The Hank Days Parade in the Foothills is only a day away, but it’s not too late to sign up to be part of the procession.
“We will accept entries right up to the start of the parade,” says Doreen Caldwell, organizer of the parade hosted by the Foothills Rotary Club.
Businesses, non-profit and government organization, clubs and individuals are all welcome to enter, cars, motorcycles, horses or floats. Even individuals walking dogs are invited, Caldwell said.
“It’s fun to have dogs,” she said.
Businesses are charged $25 per entry. All other entries are admitted free.
The parade gets under way at 10 a.m.
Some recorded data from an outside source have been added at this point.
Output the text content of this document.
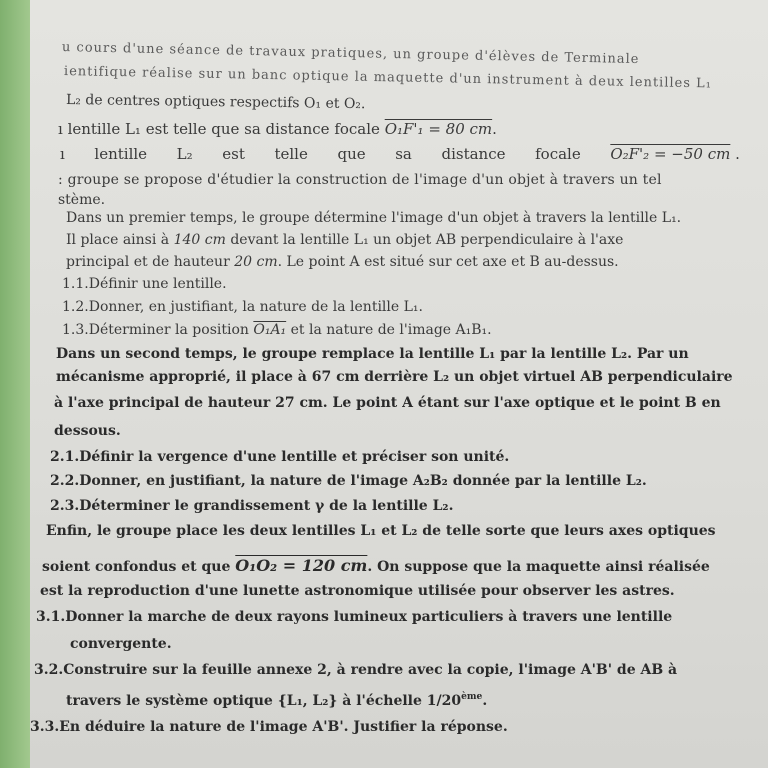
u cours d'une séance de travaux pratiques, un groupe d'élèves de Terminale
ientifique réalise sur un banc optique la maquette d'un instrument à deux lentilles L₁
L₂ de centres optiques respectifs O₁ et O₂.
ı lentille L₁ est telle que sa distance focale O₁F'₁ = 80 cm.
ı lentille L₂ est telle que sa distance focale O₂F'₂ = −50 cm .
: groupe se propose d'étudier la construction de l'image d'un objet à travers un tel
stème.
Dans un premier temps, le groupe détermine l'image d'un objet à travers la lentille L₁.
Il place ainsi à 140 cm devant la lentille L₁ un objet AB perpendiculaire à l'axe
principal et de hauteur 20 cm. Le point A est situé sur cet axe et B au-dessus.
1.1.Définir une lentille.
1.2.Donner, en justifiant, la nature de la lentille L₁.
1.3.Déterminer la position O₁A₁ et la nature de l'image A₁B₁.
Dans un second temps, le groupe remplace la lentille L₁ par la lentille L₂. Par un
mécanisme approprié, il place à 67 cm derrière L₂ un objet virtuel AB perpendiculaire
à l'axe principal de hauteur 27 cm. Le point A étant sur l'axe optique et le point B en
dessous.
2.1.Définir la vergence d'une lentille et préciser son unité.
2.2.Donner, en justifiant, la nature de l'image A₂B₂ donnée par la lentille L₂.
2.3.Déterminer le grandissement γ de la lentille L₂.
Enfin, le groupe place les deux lentilles L₁ et L₂ de telle sorte que leurs axes optiques
soient confondus et que O₁O₂ = 120 cm. On suppose que la maquette ainsi réalisée
est la reproduction d'une lunette astronomique utilisée pour observer les astres.
3.1.Donner la marche de deux rayons lumineux particuliers à travers une lentille
convergente.
3.2.Construire sur la feuille annexe 2, à rendre avec la copie, l'image A'B' de AB à
travers le système optique {L₁, L₂} à l'échelle 1/20ème.
3.3.En déduire la nature de l'image A'B'. Justifier la réponse.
Saturday at 47th Street and Foothills Boulevard and heads north to a vacant lot at the intersection of Foothills and South Frontage Road, where a barbecue lunch and car show will follow.
Tri tip, beans and coleslaw are on the menu for the lunch, which will be served beginning at 11 a.m.
Tickets are $10 per person if purchased in advance or $12 at the gate, with proceeds going to scholarships that the Foothills Rotarians award to Gila Ridge High School students.Caldwell says the car show is informal and open to anyone having car, pickups, motorcycles or other vehicles they want to show off.
“They just park their car at the barbecue and talk about it” to the public.
There will also be live music and a raffle during the barbecue. People who want lunch but can’t stick around for the entertainment can take their food to go.
Anyone wanting to enter the parade and/or buy early barbecue tickets can call Caldwell at 928-446-1668.
Caldwell said late parade entries should gather at the parade’s staging at 47th Street and Foothills Boulevard by 10 a.m. Saturday.
The annual parade and barbecue celebrate the legacy of Henry “Hank” Schechert, the man credited with founding the Foothills.
Schechert, a Washington state native, in the late 1960s began buying and developing desert land east of Yuma that today is known as the Foothills. The venture was initially dubbed by skeptics as “Hank’s Folly,” but in the decades that followed, the growth of the Foothills proved naysayers wrong.